A maioria das pesquisas sobre familiares de pacientes com esquizofrenia foram realizadas para testar a teoria das Emoções Expressas (EE), desenvolvida por investigadores britânicos há duas décadas (BROWN et al., 1972). Os sentimentos manifestados pelos familiares foram avaliados segundo os escores obtidos em uma entrevista semi-estruturada – a Entrevista Familiar de Camberwell (VAUGHN & Leff, 1976). Estes escores eram baseados na tonalidade vocal da fala e no conteúdo dos relatos familiares . A entrevista continha os seguintes componentes: a) comentários críticos, que eram julgados pelo tom da voz e manifestações claras de indignação censura ou desamor; b) hostilidade , indicando rejeição e comentários críticos generalizados; c) super-envolvimento, para avaliar uma preocupação excessiva em relação ao paciente e demonstração de ansiedade frente a problemas corriqueiros; e d) afeto, o único escore positivo, para incorporar comentários de suporte e demonstração espontânea de acolhimento e afeição. Os familiares foram divididos em alta EE e baixa EE segundo os resultados obtidos na entrevista e o seguimento dos pacientes por 9 meses mostrou que esta dicotomia esta associada com o número de recaídas – maior nos pacientes com familiares com alta EE. Estudos em países diferentes seguiram-se aos realizados na Inglaterra e a maioria confirmou a relação entre alta EE familiar e recaída na esquizofrenia (Vaughan et al., 1984; Wig at al. 1987; Cazzulo et al., 1989; Mavreas et al., 1992; Martins et al, 1992). Diferenças nas características metodológicas dos estudos dificultam uma comparação apropriada entre eles, mas indicam que existam diferenças transculturais em relação às emoções expressas – os familiares de países ditos em desenvolvimento apresentariam menos EE dos que os familiares dos países em desenvolvimento. Estas comparações podem estar revelando a natureza cultural essencial do constructo de EE, e dão subsídios à teoria de que a resposta individual a um membro familiar esquizofrênico estará enraizada no contexto social e cultural, existindo, portanto, um constructo social moldado por expectativas, apoio, atitudes e crenças, de pacientes e familiares, para com a natureza e curso da doença, que vão determinar, desta forma, o prognóstico da esquizofrenia para uma cultura particular (Mari, 1994).

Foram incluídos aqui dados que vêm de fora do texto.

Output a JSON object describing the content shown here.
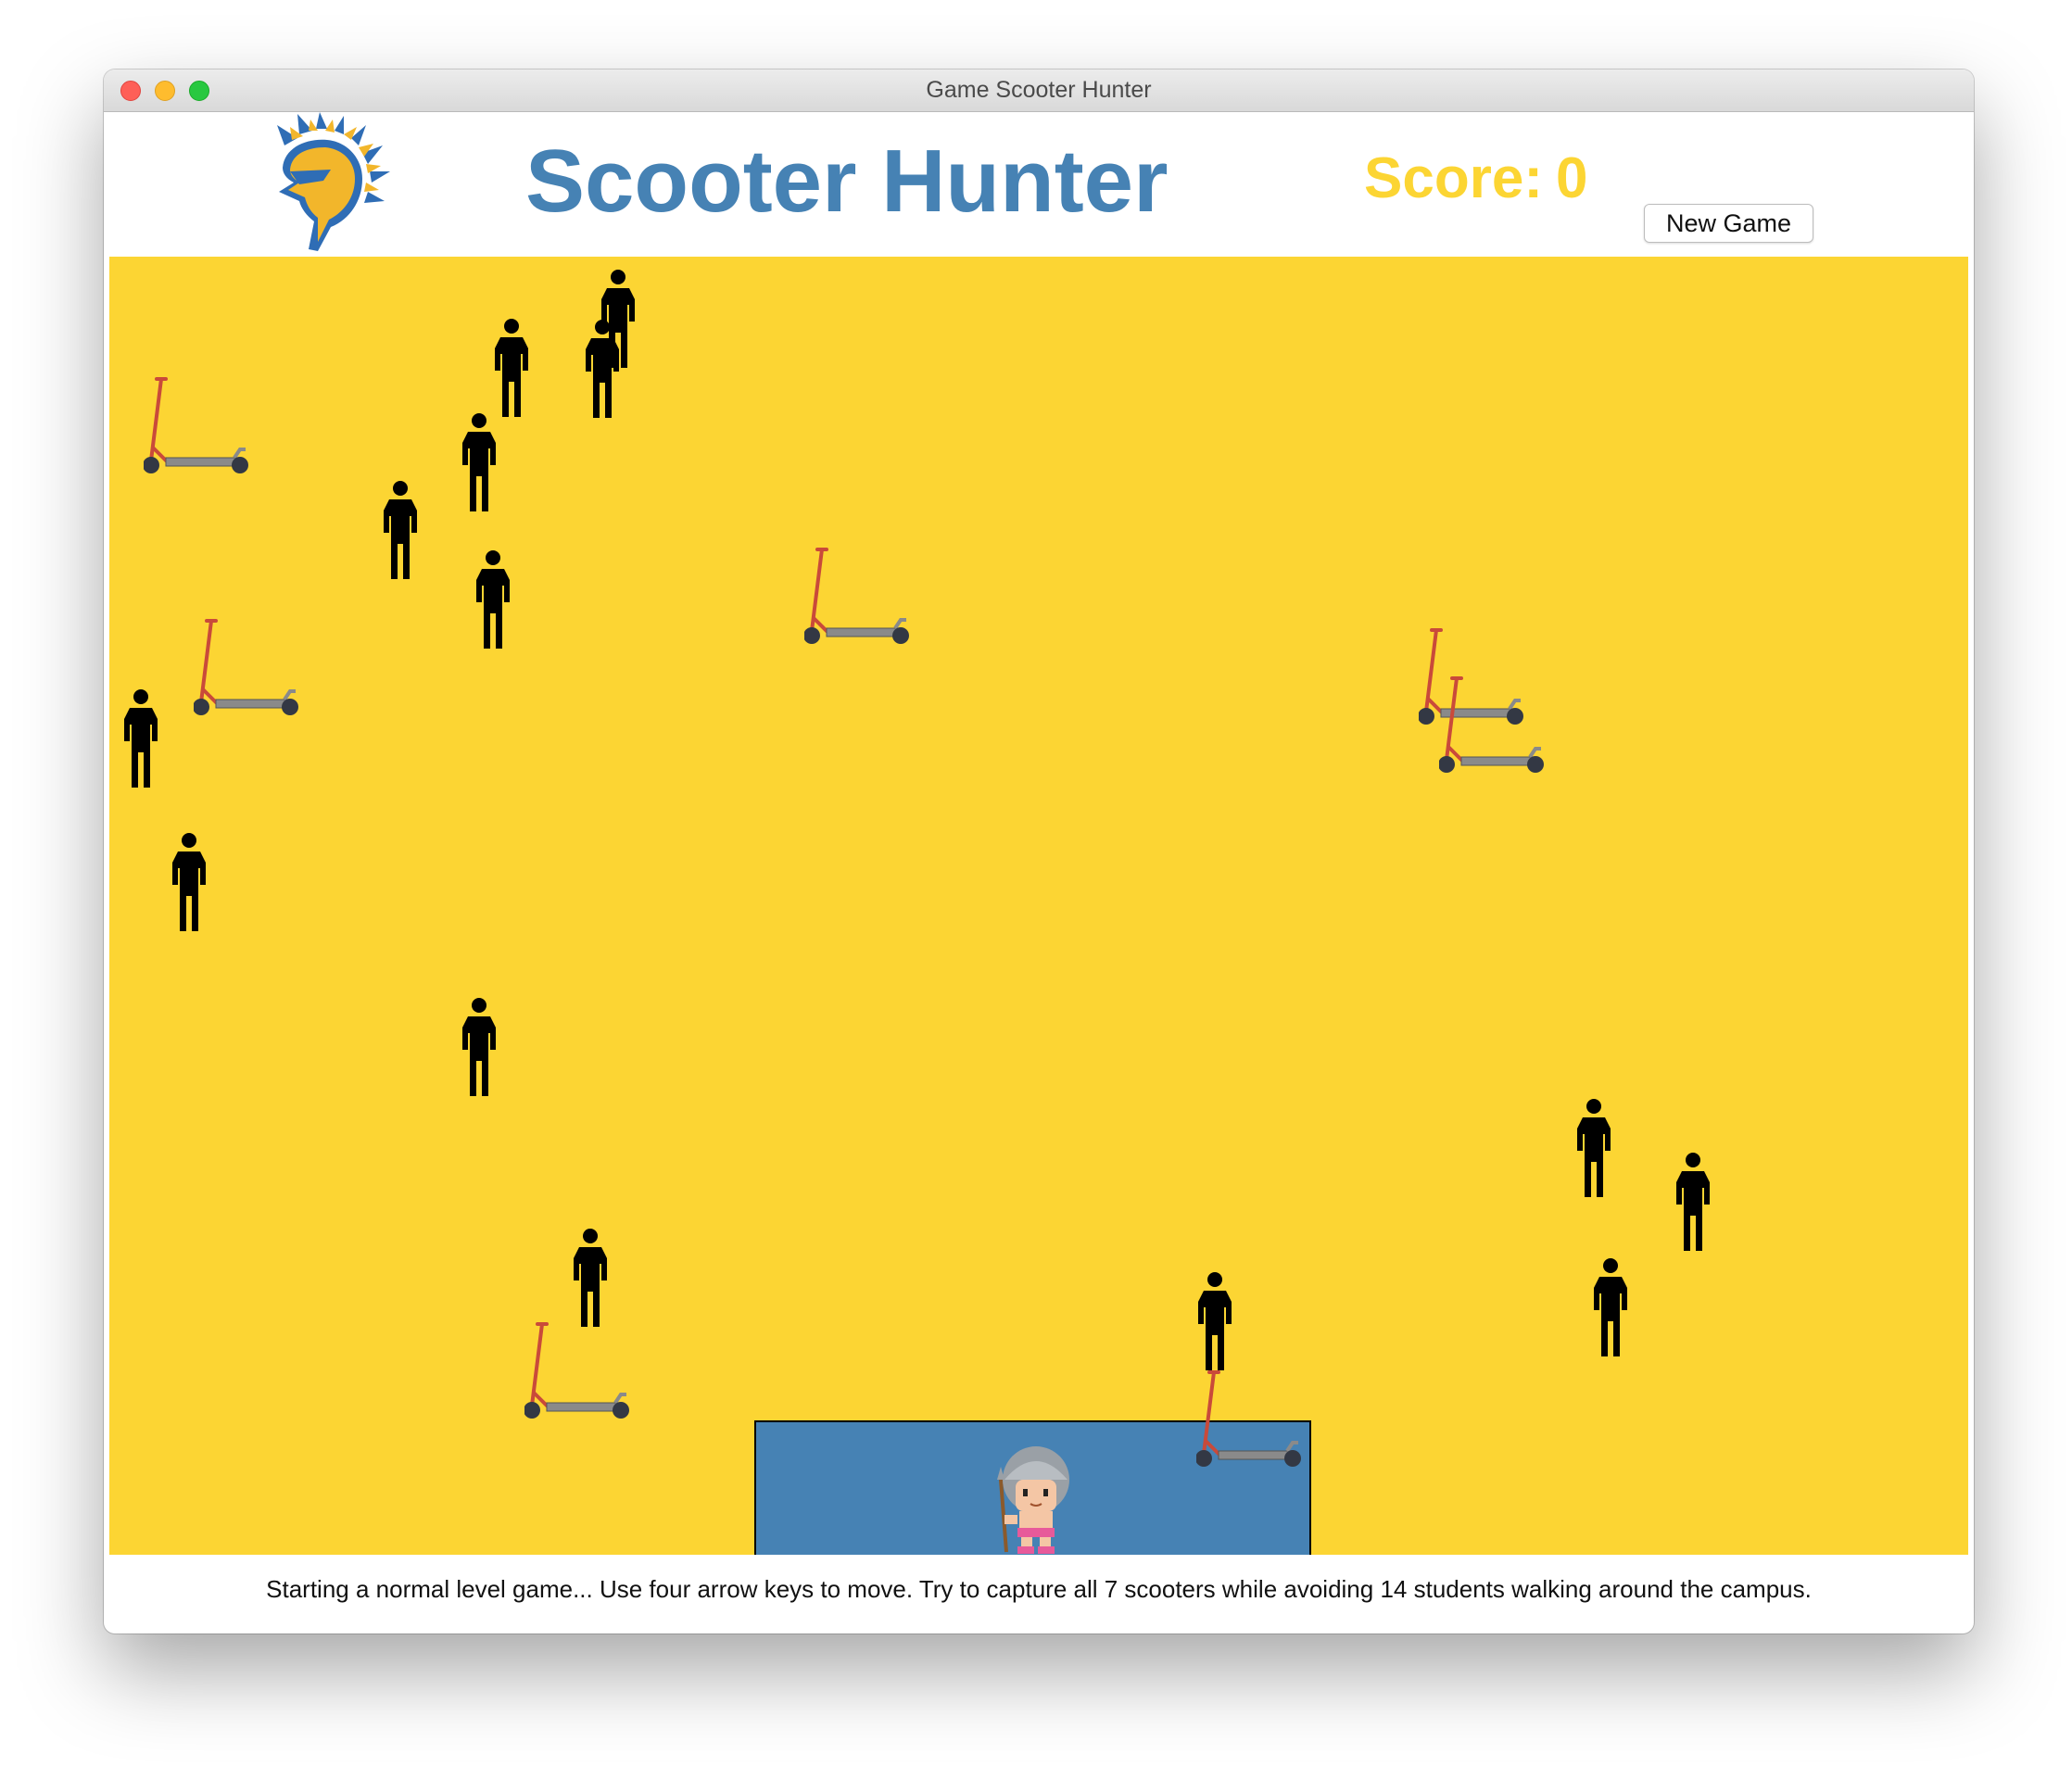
{
  "window": {
    "title": "Game Scooter Hunter"
  },
  "header": {
    "title": "Scooter Hunter",
    "score_label": "Score:",
    "score_value": "0",
    "new_game_label": "New Game"
  },
  "status": {
    "message": "Starting a normal level game... Use four arrow keys to move. Try to capture all 7 scooters while avoiding 14 students walking around the campus."
  },
  "game": {
    "scooters_total": 7,
    "students_total": 14
  },
  "colors": {
    "field": "#fcd533",
    "title": "#4682b4",
    "score": "#fcd533",
    "base": "#4682b4",
    "student": "#000000",
    "scooter_stem": "#c94a3a",
    "scooter_deck": "#8a8a8a"
  },
  "icons": {
    "logo": "spartan-helmet-icon",
    "student": "student-icon",
    "scooter": "scooter-icon",
    "player": "player-warrior-icon"
  }
}
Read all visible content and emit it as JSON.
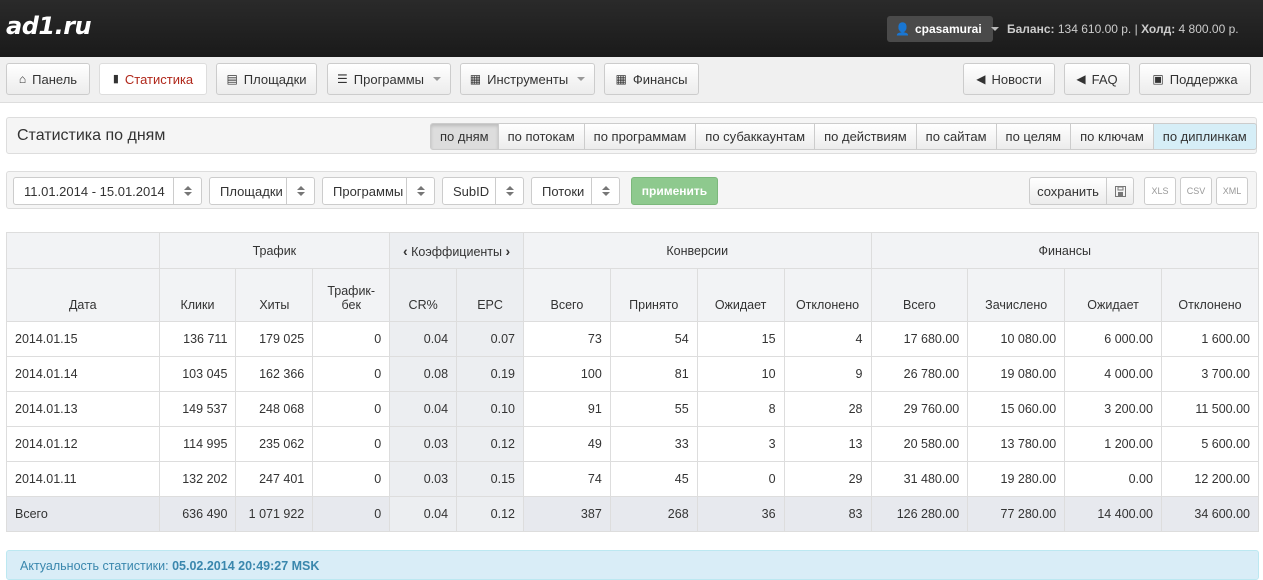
{
  "header": {
    "logo": "ad1.ru",
    "user": "cpasamurai",
    "balance_label": "Баланс:",
    "balance_value": "134 610.00 р.",
    "separator": "|",
    "hold_label": "Холд:",
    "hold_value": "4 800.00 р."
  },
  "nav": {
    "panel": "Панель",
    "stats": "Статистика",
    "sites": "Площадки",
    "programs": "Программы",
    "tools": "Инструменты",
    "finance": "Финансы",
    "news": "Новости",
    "faq": "FAQ",
    "support": "Поддержка"
  },
  "page": {
    "title": "Статистика по дням",
    "groupings": [
      "по дням",
      "по потокам",
      "по программам",
      "по субаккаунтам",
      "по действиям",
      "по сайтам",
      "по целям",
      "по ключам",
      "по диплинкам"
    ],
    "active_grouping": "по дням"
  },
  "filters": {
    "date_range": "11.01.2014 - 15.01.2014",
    "sites": "Площадки",
    "programs": "Программы",
    "subid": "SubID",
    "streams": "Потоки",
    "apply": "применить",
    "save": "сохранить",
    "export_xls": "XLS",
    "export_csv": "CSV",
    "export_xml": "XML"
  },
  "table": {
    "groups": {
      "traffic": "Трафик",
      "coefficients": "Коэффициенты",
      "conversions": "Конверсии",
      "finance": "Финансы"
    },
    "columns": [
      "Дата",
      "Клики",
      "Хиты",
      "Трафик-бек",
      "CR%",
      "EPC",
      "Всего",
      "Принято",
      "Ожидает",
      "Отклонено",
      "Всего",
      "Зачислено",
      "Ожидает",
      "Отклонено"
    ],
    "rows": [
      [
        "2014.01.15",
        "136 711",
        "179 025",
        "0",
        "0.04",
        "0.07",
        "73",
        "54",
        "15",
        "4",
        "17 680.00",
        "10 080.00",
        "6 000.00",
        "1 600.00"
      ],
      [
        "2014.01.14",
        "103 045",
        "162 366",
        "0",
        "0.08",
        "0.19",
        "100",
        "81",
        "10",
        "9",
        "26 780.00",
        "19 080.00",
        "4 000.00",
        "3 700.00"
      ],
      [
        "2014.01.13",
        "149 537",
        "248 068",
        "0",
        "0.04",
        "0.10",
        "91",
        "55",
        "8",
        "28",
        "29 760.00",
        "15 060.00",
        "3 200.00",
        "11 500.00"
      ],
      [
        "2014.01.12",
        "114 995",
        "235 062",
        "0",
        "0.03",
        "0.12",
        "49",
        "33",
        "3",
        "13",
        "20 580.00",
        "13 780.00",
        "1 200.00",
        "5 600.00"
      ],
      [
        "2014.01.11",
        "132 202",
        "247 401",
        "0",
        "0.03",
        "0.15",
        "74",
        "45",
        "0",
        "29",
        "31 480.00",
        "19 280.00",
        "0.00",
        "12 200.00"
      ]
    ],
    "total": [
      "Всего",
      "636 490",
      "1 071 922",
      "0",
      "0.04",
      "0.12",
      "387",
      "268",
      "36",
      "83",
      "126 280.00",
      "77 280.00",
      "14 400.00",
      "34 600.00"
    ]
  },
  "footer": {
    "label": "Актуальность статистики:",
    "value": "05.02.2014 20:49:27 MSK"
  }
}
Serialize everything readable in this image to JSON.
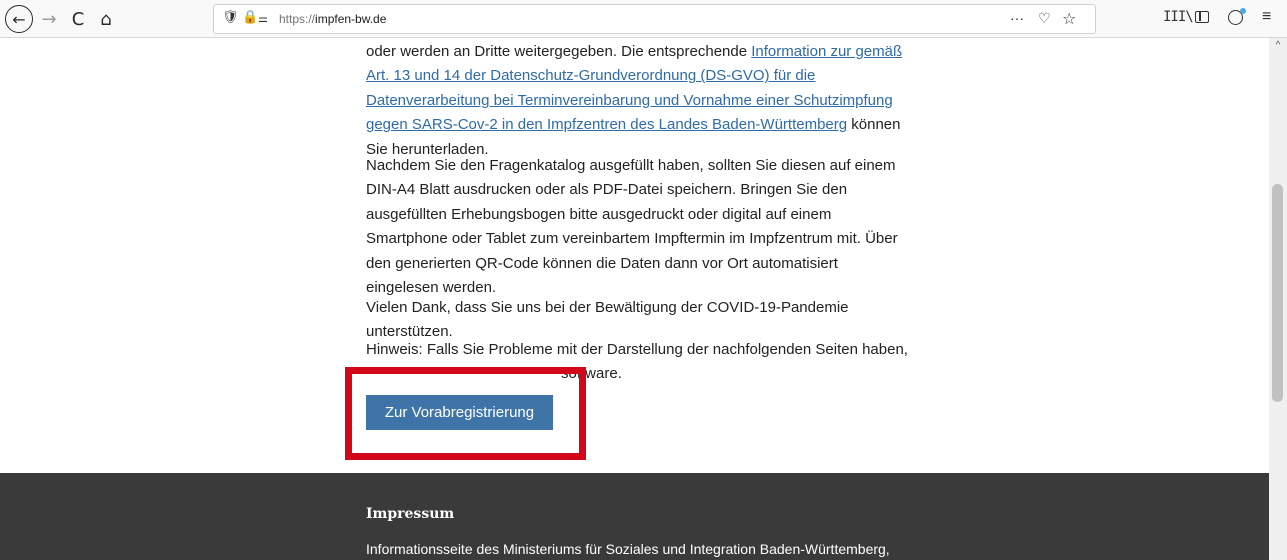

Na última década, uma grande variedade de intervenções familiares na esquizofrenia foram desenvolvidas, todas apresentando objetivos semelhantes. Os ingredientes destas intervenções com enfoque psicossocial podem ser sintetizados do seguinte modo: a) promover uma aliança com os familiares que cuidam do paciente; b) reduzir a adversidade do ambiente familiar (ou seja, diminuir o clima de sobrecarga emocional através da redução do estresse e do sentimento de opressão dos familiares; c) aumentar a capacidade resolutiva de problemas dos familiares; d) diminuir a expressão de raiva e culpa; e) manter expectativas de um desempenho exeqüível por parte do paciente ( ou seja, pela manutenção de um balanço adequado entre a promoção de uma melhora no funcionamento do paciente e a super-estimulação que aumenta o risco de recaídas) ; f) estabelecer limites apropriados entre o paciente e seus familiares; g) determinar mudanças no sistema de crenças e comportamentos dos familiares. Todos estes pontos podem ser observados como princípios gerais que são, provavelmente, aplicados em diversas intervenções ( Mari, 1994).

Diante destas questões propusemos realizar uma revisão sistemática da literatura para avaliar estudos sobre a eficácia e a efetividade da intervenção familiar, na diminuição da ocorrência de episódios de recaída em pacientes com esquizofrenia. Os estudos foram identificados através de pesquisa computadorizada na base de dados MEDLINE, rastreamento de bibliografia de artigos de revisão e daqueles referidos nos ensaios primariamente identificados. Mais de 400 citações foram revisadas e, entre os artigos potencialmente relevantes , oito ensaios clínicos aleatórios e controlados foram considerados para o estudo de metanálise. O número total de pacientes incluídos nos oito estudos foi 486 (241 no grupo controle e 245 no experimental). Em relação à análise de eficácia , pode-se dizer que houve um aumento desta com o tempo, em favor da intervenção familiar, a qual diminuiu a probabilidade de recaídas. Portanto, intervenções familiares podem ser um tratamento eficaz para aqueles que aderiram a este procedimento. Contudo, os resultados da metanálise mostraram uma boa efetividade apenas para os seguimentos de nove e dezoito meses, ou seja, quando analisados rigorosamente, os resultados mostraram-se afetados pelas perdas e retiradas dos pacientes.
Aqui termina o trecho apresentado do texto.